Nared General Trading, a pharmaceuticals import and wholesale company, invested 140 million Br to set up a water bottling company in Ch’aCh’a wereda of Debre Birhan, Amhara Regional State. The plant, constructed at a cost of 60 million Br, is located 111Km north of Addis Abeba, sits on a 20,000Sqm plot leased from the Debre Birhan city administration.

Expected to be fully operational in two months, the plant has been under construction for the past two years and will have the capacity to produce 10,000 bottles of water an hour.

Wub Water will be joining 70 other water bottling companies operating in the country that produce 3.5 billion litres of water a year.

Haitian Group, a 50-year-old Chinese company engaged in the manufacturing of plastic, die casting and water bottling machinery, has supplied three sets of machinery to Nared. The two machines will produce PET preform, which will be heated and shaped into plastic bottles. The third line will fill, cap and package 17,000 water bottles an hour.

Nared, a company that was founded by Shiferaw Habte, has been engaged in pharmaceuticals and medical equipment imports from India and China for the past 13 years. Nared is also known for the wholesale of mobile airtime in Deber Berhan in partnership with Ethio Telecom.

The company invested 950,000 dollars to import all the plant machinery.

“The excess bottles produced will be sold in the market,” said Banteyrga Kebede, project coordinator of Wub Water. The plant is expected to provide employment to between 162 to 200 workers.

The company will supply the market with half, one and two litre bottles of water, sourced from a deep water well that reaches 161m in depth.

Before hitting the market, the product needs to obtain a conformity assessment certificate from the Ethiopian Conformity Assessment Enterprise. It also needs to get a certificate from the Food, Medicine, Health Care Administration & Control Authority.

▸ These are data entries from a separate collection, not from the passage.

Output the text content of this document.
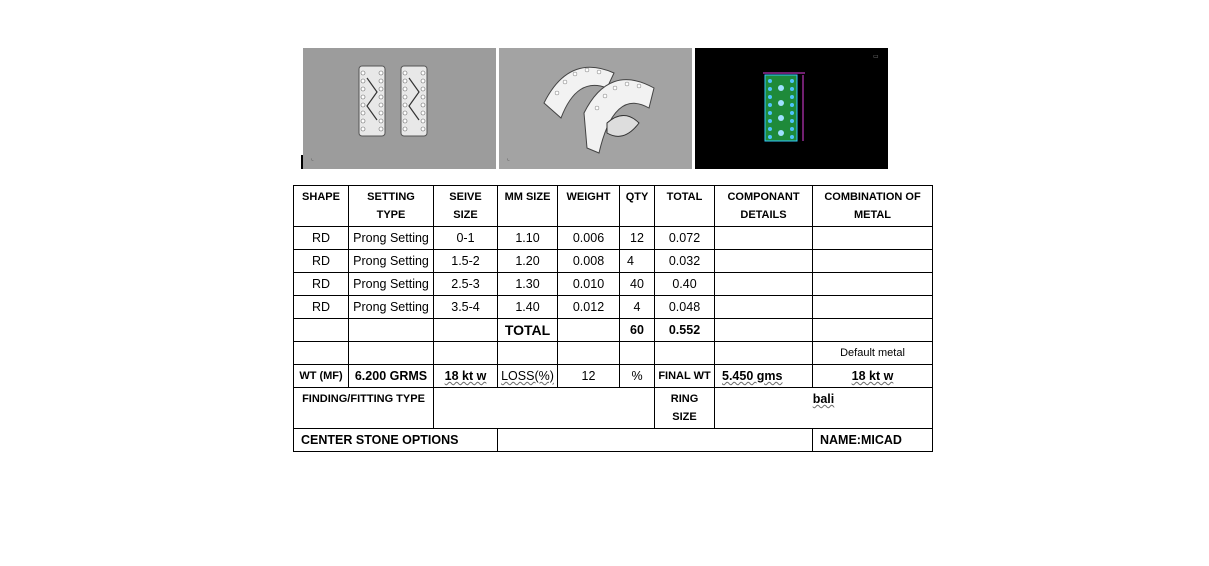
⌞	⌞
▭
SHAPE	SETTING TYPE	SEIVE SIZE	MM SIZE	WEIGHT	QTY	TOTAL	COMPONANT DETAILS	COMBINATION OF METAL
RD	Prong Setting	0-1	1.10	0.006	12	0.072		
RD	Prong Setting	1.5-2	1.20	0.008	4	0.032		
RD	Prong Setting	2.5-3	1.30	0.010	40	0.40		
RD	Prong Setting	3.5-4	1.40	0.012	4	0.048		
			TOTAL		60	0.552		
								Default metal
WT (MF)	6.200 GRMS	18 kt w	LOSS(%)	12	%	FINAL WT	5.450 gms	18 kt w
FINDING/FITTING TYPE						RING SIZE	bali	
CENTER STONE OPTIONS								NAME:MICAD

“We will take the product to the Enterprise for laboratory tests before we commence production,” Banteyrga told Fortune.

However, the company had previously tested the product at the laboratory of the Ethiopian Public Health Institute before making the investment, according to Banteyrga.

The company was challenged in securing the foreign currency it needed to import the material and machinery in the middle of the a national hard currency crunch, according to Banteyrga.

“We provide the company with a support letter to get a duty free privilege while importing the machinery,” Yohannes Shiferaw, head of North Shoa Zone Investment Expansion, told Fortune.

The company is also planning to recycle used plastic bottles and manufacture soft drinks in the long run, according to Banteyrga.

Compared with neighbouring Kenya, the local 70 companies cater to just five percent of total consumption, while Kenya, a country with a population of 51 million, supports 600 water bottling companies.

Though the water bottling business is expanding, the new companies joining the industry are not reducing the price, according to Amare Wesene, who was once general manager of Aqua Safe Water and currently works as a supplier of chemicals for various companies, including some bottlers.

“Costs incurred by the import of raw materials and operation costs are the main causes expressed by the companies for a lack of price reductions,” said Amare.

On average, a half-litre of bottled water is sold for six Birr in Ethiopia, the same price Kenyan companies charge for a full litre.